Matador, 2010
[rating:8.5/10]

To rationalise how The New Pornographers came together would require casting an eye across the ‘Vancouver scene’ circa 1997, where a group of like-minded musicians united to share their love of 70’s rock radio and power pop, settling on a band name that would ensure it never grew beyond their local stages (this, at best, a presumption). Their 2000 debut album Mass Romantic and the single “Letter To An Occupant”, one of the greatest pop songs ever recorded, was to change all that, as the then-touted phrase “Canadian super-group” seemed to bear proof of its weight.

2007’s Challengers was an apt title for the band’s fourth album, showing Newman and Co. plying their talents as serious songwriters, forgoing the care-free frivolity of previous releases. Maturity in songwriting is sometimes a double-edged sword. It opens up new doors just as quickly as it closes them. For a good 50 minutes it sounded like everybody in the band was either recently married (as was the case with Newman) or neck-deep in relationships, with only Dan Bejar, the Pornographers vaudevillian in the wings, left to shake things up. For an album which felt their most “un-Pornographic” so far, Together is a free-spirited blast from the past a la Mass Romantic with a little tempering of the Challenger ways.

Was it Zeppelin who first showed us the true power of the cello as a rock and roll instrument? The New Pornographers remember this well, and it’s the cello-rockin’, Zeppelin-esque riffin’ swagger of “The Moves” that shakes the cobwebs loose just as surely as “Second Hand News” did with Fleetwood Mac’s Rumours. Any pop album maker worth their salt knows the power of the one-two punch, setting things up for “Crash Years”, with Newman and the ‘Porno’s own Stevie Nicks, Neko Case, standing side by side, reeling in their biggest pop hook to date (by way of a lift from Nick Lowe’s “Cruel To Be Kind”). To give the band credit, the one-two punch is extended five-ways ending in the sublime Calder/Newman/Case harmonies and odd rhyming of “Sweet Talk, Sweet Talk”.

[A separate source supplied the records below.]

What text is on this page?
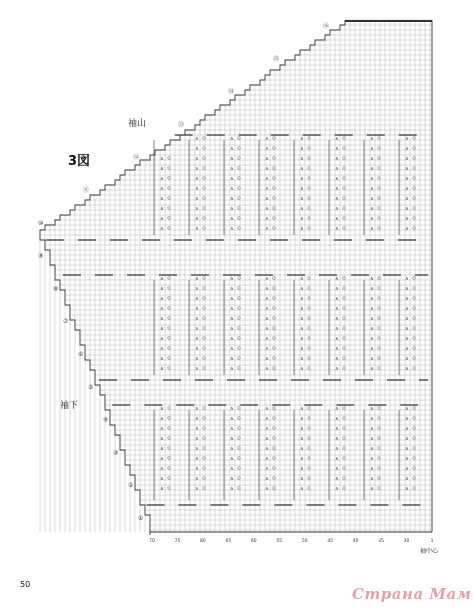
∧
∧
∧
∧
∧
∧
∧
∧
∧
∧
∧
∧
∧
∧
∧
∧
∧
∧
∧
∧
∧
∧
∧
∧
∧
∧
∧
∧
∧
∧
∧
∧
∧
∧
∧
∧
∧
∧
∧
∧
∧
∧
∧
∧
∧
∧
∧
∧
∧
∧
∧
∧
∧
∧
∧
∧
∧
∧
∧
∧
∧
∧
∧
∧
∧
∧
∧
∧
∧
∧
∧
∧
∧
∧
∧
∧
∧
∧
∧
∧
∧
∧
∧
∧
∧
∧
∧
∧
∧
∧
∧
∧
∧
∧
∧
∧
∧
∧
∧
∧
∧
∧
∧
∧
∧
∧
∧
∧
∧
∧
∧
∧
∧
∧
∧
∧
∧
∧
∧
∧
∧
∧
∧
∧
∧
∧
∧
∧
∧
∧
∧
∧
∧
∧
∧
∧
∧
∧
∧
∧
∧
∧
∧
∧
∧
∧
∧
∧
∧
∧
∧
∧
∧
∧
∧
∧
∧
∧
∧
∧
∧
∧
∧
∧
∧
∧
∧
∧
∧
∧
∧
∧
∧
∧
∧
∧
∧
∧
∧
∧
∧
∧
∧
∧
∧
∧
∧
∧
∧
∧
∧
∧
∧
∧
∧
∧
∧
∧
∧
∧
∧
∧
∧
∧
∧
∧
∧
∧
∧
∧
∧
∧
∧
∧
∧
∧
∧
∧
∧
∧
∧
∧
∧
∧
∧
∧
∧
∧
∧
∧
⑯
⑮
⑭
⑬
⑫
⑪
⑩
⑨
⑧
⑦
⑥
⑤
④
③
②
①
70	75	80	65	60	55	50	45	40	35	30	1
3図
袖山
袖下
袖中心
50
Страна Мам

It would be unfair to say Together is a return to form, but merely re-focussing on what it was that brought the band together — note the implication of the title and the two songs which share this feeling. The first track released to the public, the speaker-rattling “(Your Hands) Together”, was also the first indication (and a loud one at that) that the band had come full circle again. Dan Bejar’s contributions are always a welcome interruption to programming, but this time he finds himself almost being out-kooked by his bandmates (cf: Newman’s “Valkyrie in the Roller Disco” ). “Silver Jenny Dollar” is Bejar at his enchanting best, with “If You Can’t See My Mirrors” running a close second.

Together, like every other New Pornographers album (’cept the last one…), is a study in the art of power pop. Hand claps, whistle solos, guest appearances from friends and acquaintances that if it weren’t pointed out, (would we ever know a St. Vincent guitar solo (on the Neko Case ballad “My Shepherd”) from a Todd Fancey one?) would’ve passed unnoticed. Even on the near-epic closer “We End Up Together”, which had it remained a simple dual-sung acoustic track would’ve made a perfect bookend to the album, there’s a sense of everything-but-the kitchen sink about Together, where the verses sound like chorus’ and the strings sound like guitars, but that’s what makes The New Pornographers so great. They’re a throw-back to the age when songwriters wrote pop songs that *popped* and popped they do. Put your hands together.